Je lisais pour la première fois Gilles Jobidon, dont on m'avait dit le plus grand bien. Dans D'ailleurs (VLB éditeur), il nous propose un voyage en sept escales dans des lieux parfois lointains (délicieux « Ly Sanh », l'histoire touchante d'un enfant qui apprend à vivre après la perte de sa grand-mère), dans des époques improbables (« Le tiroir bleu », dont l'argument est fascinant mais qui m'a un peu perdue en route), dans des univers à la Hemingway (« D'ailleurs », une grinçante peinture de caractères) ou franchement sombres (« À suivre » et « Elsewhere », qui se dévoilent en couches multiples). Il réussit à nous toucher et à nous faire rire à la fois avec « N.Y. » (la chute est particulièrement craquante), nous laisse parfois sur notre faim (« Le pull »). L'écriture est soignée, multiple dans les tons choisis, ponctuée d'images bien ficelées. Un auteur que j'ai pris plaisir à découvrir et auquel je retournerai sans doute.

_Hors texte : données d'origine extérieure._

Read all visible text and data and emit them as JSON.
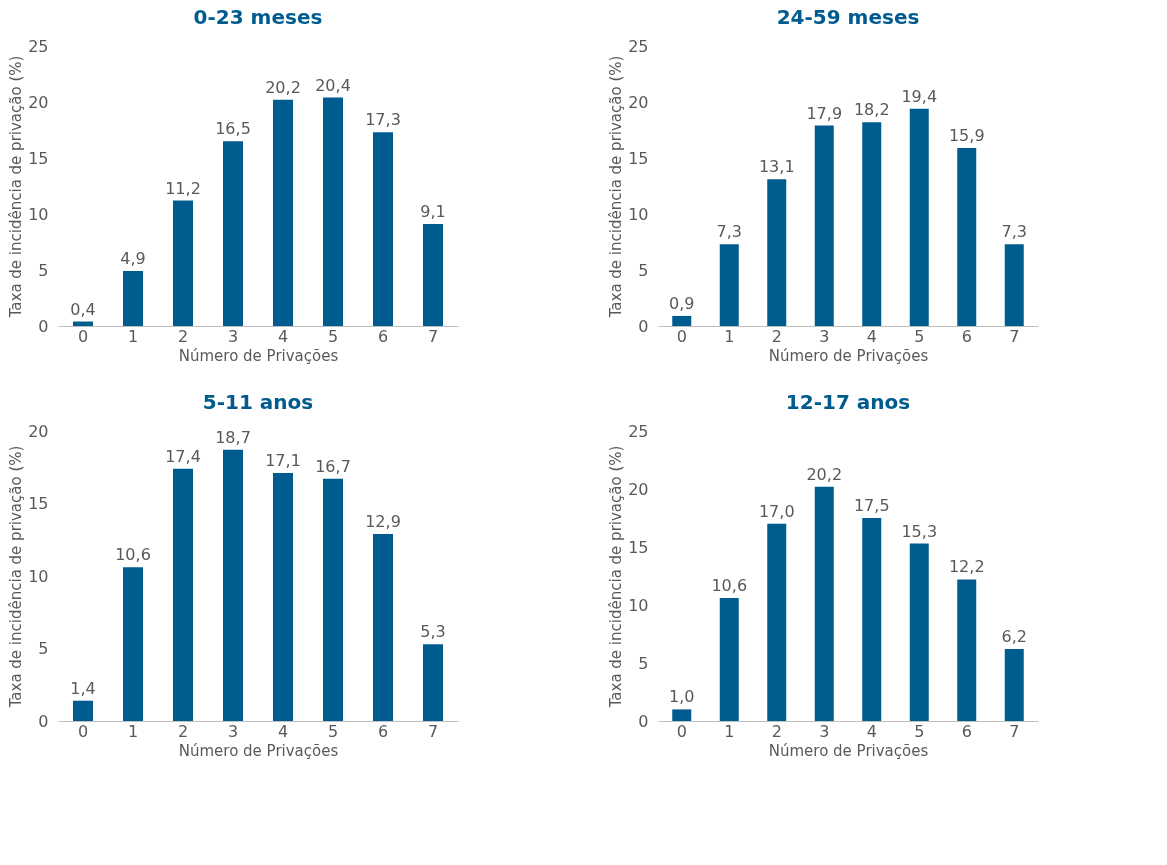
{
  "chart_data": [
    {
      "type": "bar",
      "title": "0-23 meses",
      "xlabel": "Número de Privações",
      "ylabel": "Taxa de incidência de privação (%)",
      "categories": [
        "0",
        "1",
        "2",
        "3",
        "4",
        "5",
        "6",
        "7"
      ],
      "values": [
        0.4,
        4.9,
        11.2,
        16.5,
        20.2,
        20.4,
        17.3,
        9.1
      ],
      "value_labels": [
        "0,4",
        "4,9",
        "11,2",
        "16,5",
        "20,2",
        "20,4",
        "17,3",
        "9,1"
      ],
      "color": "#005b8f",
      "ylim": [
        0,
        25
      ],
      "yticks": [
        0,
        5,
        10,
        15,
        20,
        25
      ],
      "grid": false
    },
    {
      "type": "bar",
      "title": "24-59 meses",
      "xlabel": "Número de Privações",
      "ylabel": "Taxa de incidência de privação (%)",
      "categories": [
        "0",
        "1",
        "2",
        "3",
        "4",
        "5",
        "6",
        "7"
      ],
      "values": [
        0.9,
        7.3,
        13.1,
        17.9,
        18.2,
        19.4,
        15.9,
        7.3
      ],
      "value_labels": [
        "0,9",
        "7,3",
        "13,1",
        "17,9",
        "18,2",
        "19,4",
        "15,9",
        "7,3"
      ],
      "color": "#005b8f",
      "ylim": [
        0,
        25
      ],
      "yticks": [
        0,
        5,
        10,
        15,
        20,
        25
      ],
      "grid": false
    },
    {
      "type": "bar",
      "title": "5-11 anos",
      "xlabel": "Número de Privações",
      "ylabel": "Taxa de incidência de privação (%)",
      "categories": [
        "0",
        "1",
        "2",
        "3",
        "4",
        "5",
        "6",
        "7"
      ],
      "values": [
        1.4,
        10.6,
        17.4,
        18.7,
        17.1,
        16.7,
        12.9,
        5.3
      ],
      "value_labels": [
        "1,4",
        "10,6",
        "17,4",
        "18,7",
        "17,1",
        "16,7",
        "12,9",
        "5,3"
      ],
      "color": "#005b8f",
      "ylim": [
        0,
        20
      ],
      "yticks": [
        0,
        5,
        10,
        15,
        20
      ],
      "grid": false
    },
    {
      "type": "bar",
      "title": "12-17 anos",
      "xlabel": "Número de Privações",
      "ylabel": "Taxa de incidência de privação (%)",
      "categories": [
        "0",
        "1",
        "2",
        "3",
        "4",
        "5",
        "6",
        "7"
      ],
      "values": [
        1.0,
        10.6,
        17.0,
        20.2,
        17.5,
        15.3,
        12.2,
        6.2
      ],
      "value_labels": [
        "1,0",
        "10,6",
        "17,0",
        "20,2",
        "17,5",
        "15,3",
        "12,2",
        "6,2"
      ],
      "color": "#005b8f",
      "ylim": [
        0,
        25
      ],
      "yticks": [
        0,
        5,
        10,
        15,
        20,
        25
      ],
      "grid": false
    }
  ]
}
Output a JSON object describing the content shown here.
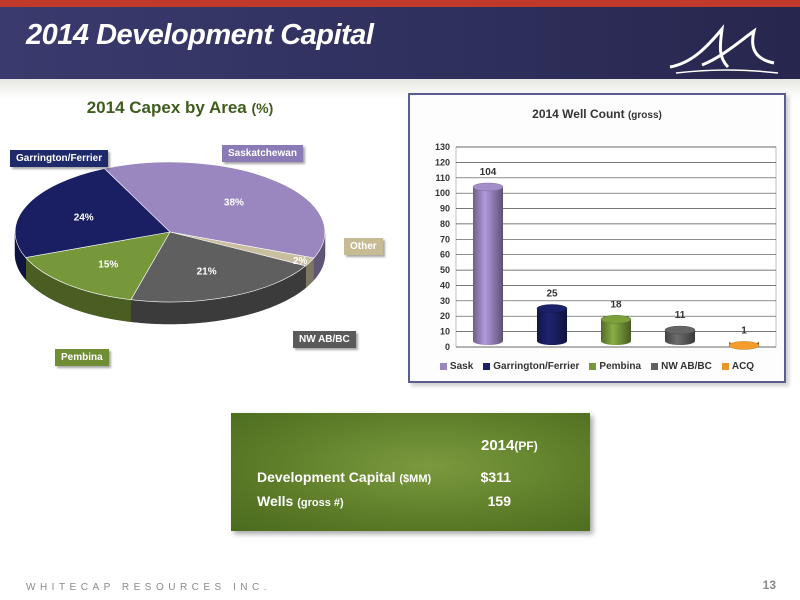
{
  "slide": {
    "title": "2014 Development Capital",
    "footer": "WHITECAP RESOURCES INC.",
    "page_number": "13",
    "brand_color": "#2f2f5c",
    "accent_color": "#c0392b"
  },
  "chart_data": [
    {
      "type": "pie",
      "title": "2014 Capex by Area",
      "title_suffix": "(%)",
      "categories": [
        "Saskatchewan",
        "Other",
        "NW AB/BC",
        "Pembina",
        "Garrington/Ferrier"
      ],
      "values": [
        38,
        2,
        21,
        15,
        24
      ],
      "data_labels": [
        "38%",
        "2%",
        "21%",
        "15%",
        "24%"
      ],
      "colors": [
        "#9b87c0",
        "#c9bfa0",
        "#5f5f5f",
        "#77983a",
        "#1a1f63"
      ],
      "label_colors": [
        "#8a7ab5",
        "#c7bb94",
        "#5a5a5a",
        "#6f8d34",
        "#1f2a6b"
      ]
    },
    {
      "type": "bar",
      "title": "2014 Well Count",
      "title_suffix": "(gross)",
      "categories": [
        "Sask",
        "Garrington/Ferrier",
        "Pembina",
        "NW AB/BC",
        "ACQ"
      ],
      "values": [
        104,
        25,
        18,
        11,
        1
      ],
      "data_labels": [
        "104",
        "25",
        "18",
        "11",
        "1"
      ],
      "colors": [
        "#9b87c0",
        "#1a1f63",
        "#77983a",
        "#5f5f5f",
        "#e8952a"
      ],
      "ylim": [
        0,
        130
      ],
      "yticks": [
        "0",
        "10",
        "20",
        "30",
        "40",
        "50",
        "60",
        "70",
        "80",
        "90",
        "100",
        "110",
        "120",
        "130"
      ],
      "grid": true,
      "legend": "bottom"
    }
  ],
  "summary": {
    "column_header": "2014",
    "column_header_suffix": "(PF)",
    "rows": [
      {
        "label": "Development Capital",
        "suffix": "($MM)",
        "value": "$311"
      },
      {
        "label": "Wells",
        "suffix": "(gross #)",
        "value": "159"
      }
    ]
  }
}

J'ai enchaîné cette lecture avec Personnages en voie de disparition de Robert Lalonde, sans doute l'auteur québécois que j'ai le plus fréquenté cette année, séduite par Le monde sur le flanc de la truite. J'avais lu à sa sortie dans une librairie la nouvelle « Le meilleur ami de l'homme » (c'était la plus courte du recueil), que j'avais trouvé terriblement efficace, mais j'avais résisté à l'achat du livre alors. Il y a quelques semaines, un ami me prêtait le recueil, me confiant ne pas être dans l'état d'esprit nécessaire pour l'apprécier. J'attendais d'avoir quelques instants de paix relative pour m'y plonger, Robert Lalonde ayant cette faculté de ralentir le temps dans ses écrits, de nous confronter à la nature environnante, à l'instant qu'il suffit de saisir pour tenter de l'arrêter. Le recueil comprend certaines nouvelles particulièrement maîtrisées. La touchante « Espèces en voie de disparition » raconte l'histoire d'un amour de jeunesse arrêté en plein vol par le destin. Dans « Première neige sur la batture », nous assistons aux derniers instants d'un homme qui se sait condamné mais qui choisit de vivre jusqu'au dernier souffle. Certaines sont un peu plus faibles, il est vrai. « Here comes the sun », « L'accidentée » et « Des nouvelles d'Afrique » m'ont sans doute moins interpellée. Si je n'avais qu'à en choisir une, j'opterais sans l'ombre d'une hésitation pour la plus longue du lot, « Un chalet, un autre, toujours le même », une histoire d'amour passionné, fusionnel, déchirant, entre le narrateur, jeune comédien (possiblement une vision sublimée du jeune Lalonde) et Daniel, un être particulièrement torturé par ses amours homosexuelles. Là où Brokeback Mountain (tant le film que la nouvelle d'Annie Proulx) jouait la carte du non-dit et du sous-entendu, Lalonde choisit la voie de l'intensité, de la densité, de l'immensité. Alors je me suis jeté sur lui et tout a été comme toujours, l'un prenant le dessus, puis l'autre. Ça ne pouvait pas être autrement. Nous étions, encore à chaque fois dans le combat, semblables, équivalents, d'égale force. C'était comme si nous ne nous affrontions pas l'un l'autre mais chargions ensemble, attaquions ensemble un même adversaire, un même ennemi, un même frère. À savourer à petites doses, mais sans modération.
1 commentaire:
Robert Lalonde est un écrivain que j'aime beaucoup.C'est toujours un beau moment de lecture quand je m'installe avec un de ces livres. Comme tu l'écris si bien : il a cette faculté de ralentir le temps dans ses écrits...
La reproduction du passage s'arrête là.